The suspects are accused of being members of the terror cell that carried out the worst peacetime attack in Belgian history.
Six years after the 2016 Brussels terror attacks, Belgium’s largest-ever criminal trial has begun in the capital.
Ten men are accused of being members of the terrorist cell that carried out the worst peacetime attack in Belgian history.
A total of 32 people were killed and over 340 others injured in rush-hour bombings at Brussels’ airport and on the city’s metro system.
One victim, Loubna Selassi, told reporters at the courthouse that she felt stressed and anxious at the beginning of the trial.
"It's the first day, so it's obviously very difficult," she said.
**"I hesitated until the last moment and I told myself that we would have to be present at some point, as there are also testimonies planned. So, little by little, we'll see how it goes. And when you're accompanied, it's always easier," she added.
Esmael Fazal Sarah lost her sister in the metro and does not expect much from this trial.
"I have no hatred. I have no hatred at all. I have never met anyone. The look does nothing to me. I am at peace with myself and as I said in the previous stuff; I really don't hate the accused," Fazal said.
The suspects include Salah Abdeslam, the only surviving member of the Belgium-based cell that killed 130 people in the Paris attacks in November 2015.
Another defendant, Mohamed Abrini – known as the "man in the hat" – is suspected of abandoning his explosive device at the airport during the attacks.
The eight other suspects are accused of supplying the Brussels attackers with weapons and logistical assistance or supporting the terrorist cell.
Nine of the men face life imprisonment if convicted, while the tenth could be jailed for up to 10 years.
One of the ten defendants is presumed dead in Syria and will be tried in absentia by the Brussels court of assizes.
Vincent Lurquin, a lawyer for Hervé Bayingana Muhirwa, one of the accused, said it is necessary that the debates can take place and that everyone can express themselves.
"I really believe that the most important thing is to listen to the civil parties. It is dignity, it is listening to their suffering. And the concrete consequence for us will be to say: we are not hiding behind the right to remain silent," Lurquin told Euronews.

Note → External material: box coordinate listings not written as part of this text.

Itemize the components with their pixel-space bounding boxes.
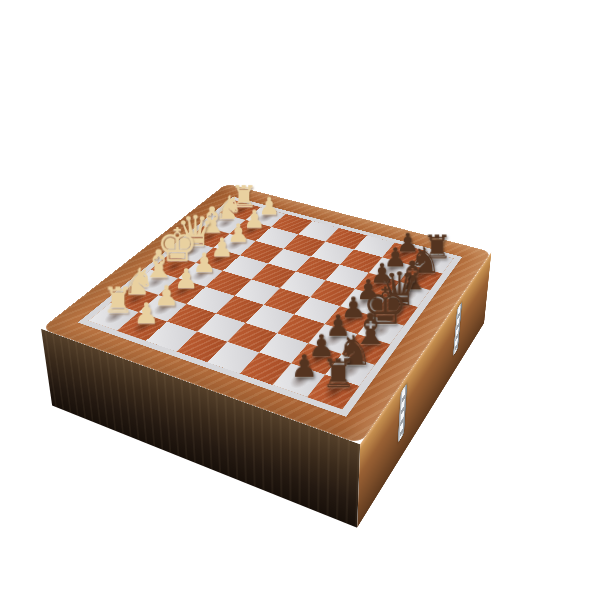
chess-box: ♜♞♝♚♛♝♞♜♟♟♟♟♟♟♟♟♟♟♟♟♟♟♟♟♜♞♝♚♛♝♞♜ <box>41 184 491 445</box>
hinge-icon <box>398 383 408 444</box>
product-photo: ♜♞♝♚♛♝♞♜♟♟♟♟♟♟♟♟♟♟♟♟♟♟♟♟♜♞♝♚♛♝♞♜ <box>0 0 600 600</box>
square-h8[interactable]: ♜ <box>307 375 359 409</box>
hinge-icon <box>453 301 462 356</box>
white-pawn-glyph: ♟ <box>111 299 181 328</box>
black-rook-glyph: ♜ <box>300 354 377 394</box>
scene: ♜♞♝♚♛♝♞♜♟♟♟♟♟♟♟♟♟♟♟♟♟♟♟♟♜♞♝♚♛♝♞♜ <box>0 0 600 600</box>
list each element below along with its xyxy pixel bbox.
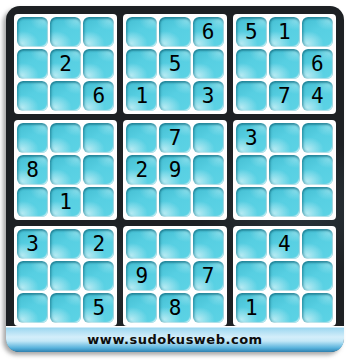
cell-r5c3[interactable] (83, 155, 114, 185)
cell-r9c5: 8 (159, 293, 190, 323)
cell-r7c9[interactable] (302, 229, 333, 259)
cell-r8c7[interactable] (236, 261, 267, 291)
cell-r5c8[interactable] (269, 155, 300, 185)
cell-r8c4: 9 (126, 261, 157, 291)
cell-r1c7: 5 (236, 17, 267, 47)
cell-r3c8: 7 (269, 81, 300, 111)
site-url: www.sudokusweb.com (87, 332, 262, 347)
cell-r6c5[interactable] (159, 187, 190, 217)
cell-r3c2[interactable] (50, 81, 81, 111)
cell-r7c4[interactable] (126, 229, 157, 259)
box-1-2: 6513 (123, 14, 226, 114)
cell-r5c7[interactable] (236, 155, 267, 185)
cell-r8c6: 7 (193, 261, 224, 291)
cell-r6c2: 1 (50, 187, 81, 217)
cell-r1c2[interactable] (50, 17, 81, 47)
cell-r4c4[interactable] (126, 123, 157, 153)
cell-r8c8[interactable] (269, 261, 300, 291)
footer-banner: www.sudokusweb.com (6, 326, 344, 352)
box-1-3: 51674 (233, 14, 336, 114)
cell-r5c4: 2 (126, 155, 157, 185)
cell-r7c8: 4 (269, 229, 300, 259)
box-3-3: 41 (233, 226, 336, 326)
cell-r7c5[interactable] (159, 229, 190, 259)
cell-r9c8[interactable] (269, 293, 300, 323)
cell-r6c7[interactable] (236, 187, 267, 217)
cell-r2c4[interactable] (126, 49, 157, 79)
cell-r9c4[interactable] (126, 293, 157, 323)
cell-r4c9[interactable] (302, 123, 333, 153)
cell-r8c2[interactable] (50, 261, 81, 291)
cell-r4c3[interactable] (83, 123, 114, 153)
cell-r7c7[interactable] (236, 229, 267, 259)
cell-r9c9[interactable] (302, 293, 333, 323)
cell-r2c5: 5 (159, 49, 190, 79)
cell-r7c2[interactable] (50, 229, 81, 259)
cell-r3c3: 6 (83, 81, 114, 111)
cell-r7c1: 3 (17, 229, 48, 259)
cell-r4c7: 3 (236, 123, 267, 153)
cell-r2c6[interactable] (193, 49, 224, 79)
cell-r3c5[interactable] (159, 81, 190, 111)
cell-r8c1[interactable] (17, 261, 48, 291)
cell-r1c4[interactable] (126, 17, 157, 47)
sudoku-grid: 2665135167481729332597841 (14, 14, 336, 326)
box-3-2: 978 (123, 226, 226, 326)
cell-r6c1[interactable] (17, 187, 48, 217)
cell-r3c7[interactable] (236, 81, 267, 111)
cell-r2c8[interactable] (269, 49, 300, 79)
box-2-3: 3 (233, 120, 336, 220)
sudoku-board-frame: 2665135167481729332597841 www.sudokusweb… (6, 6, 344, 352)
cell-r3c6: 3 (193, 81, 224, 111)
cell-r1c8: 1 (269, 17, 300, 47)
cell-r4c5: 7 (159, 123, 190, 153)
cell-r5c9[interactable] (302, 155, 333, 185)
cell-r8c3[interactable] (83, 261, 114, 291)
cell-r9c1[interactable] (17, 293, 48, 323)
cell-r6c9[interactable] (302, 187, 333, 217)
cell-r2c3[interactable] (83, 49, 114, 79)
cell-r1c5[interactable] (159, 17, 190, 47)
cell-r7c6[interactable] (193, 229, 224, 259)
cell-r3c4: 1 (126, 81, 157, 111)
cell-r2c1[interactable] (17, 49, 48, 79)
cell-r2c7[interactable] (236, 49, 267, 79)
cell-r6c3[interactable] (83, 187, 114, 217)
cell-r3c1[interactable] (17, 81, 48, 111)
cell-r6c4[interactable] (126, 187, 157, 217)
cell-r9c2[interactable] (50, 293, 81, 323)
cell-r5c5: 9 (159, 155, 190, 185)
cell-r5c2[interactable] (50, 155, 81, 185)
cell-r8c5[interactable] (159, 261, 190, 291)
cell-r9c3: 5 (83, 293, 114, 323)
cell-r4c6[interactable] (193, 123, 224, 153)
cell-r9c7: 1 (236, 293, 267, 323)
cell-r5c6[interactable] (193, 155, 224, 185)
cell-r4c2[interactable] (50, 123, 81, 153)
cell-r5c1: 8 (17, 155, 48, 185)
cell-r6c6[interactable] (193, 187, 224, 217)
cell-r7c3: 2 (83, 229, 114, 259)
cell-r6c8[interactable] (269, 187, 300, 217)
cell-r8c9[interactable] (302, 261, 333, 291)
cell-r4c1[interactable] (17, 123, 48, 153)
cell-r3c9: 4 (302, 81, 333, 111)
box-3-1: 325 (14, 226, 117, 326)
cell-r1c3[interactable] (83, 17, 114, 47)
cell-r1c9[interactable] (302, 17, 333, 47)
cell-r9c6[interactable] (193, 293, 224, 323)
cell-r1c1[interactable] (17, 17, 48, 47)
box-2-1: 81 (14, 120, 117, 220)
box-1-1: 26 (14, 14, 117, 114)
cell-r1c6: 6 (193, 17, 224, 47)
cell-r2c9: 6 (302, 49, 333, 79)
box-2-2: 729 (123, 120, 226, 220)
cell-r2c2: 2 (50, 49, 81, 79)
cell-r4c8[interactable] (269, 123, 300, 153)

"But we are convinced that we must have a judicial debate and that we must speak, we must explain ourselves, we must answer the questions of the civil parties. We must also have responsibilities. It's not just the nine people in the box who are responsible for what happened."
The attacks in Brussels came just four days after Belgian police had arrested Abdeslam at an apartment in Brussels’ Molenbeek district.
On the morning of 22 March, two suicide bombers detonated devices in the departure lounge at Brussels-Zaventem international airport. Sixteen people were killed in the two blasts and dozens of others were injured.
A third suspected bomber – Abrini -- was seen on CCTV dropping a large bag, containing explosives, before leaving the terminal.
Minutes later, another suicide bomb was detonated on a metro train, as it was just about to leave Maelbeek station in central Brussels, near the city’s EU quarter. Sixteen more people were killed.
The attacks were later claimed by the so-called Islamic State (IS) group over Belgium's “war against Islam”.
Hundreds of witnesses and victims will testify at the trial in Brussels, which is expected to last until June.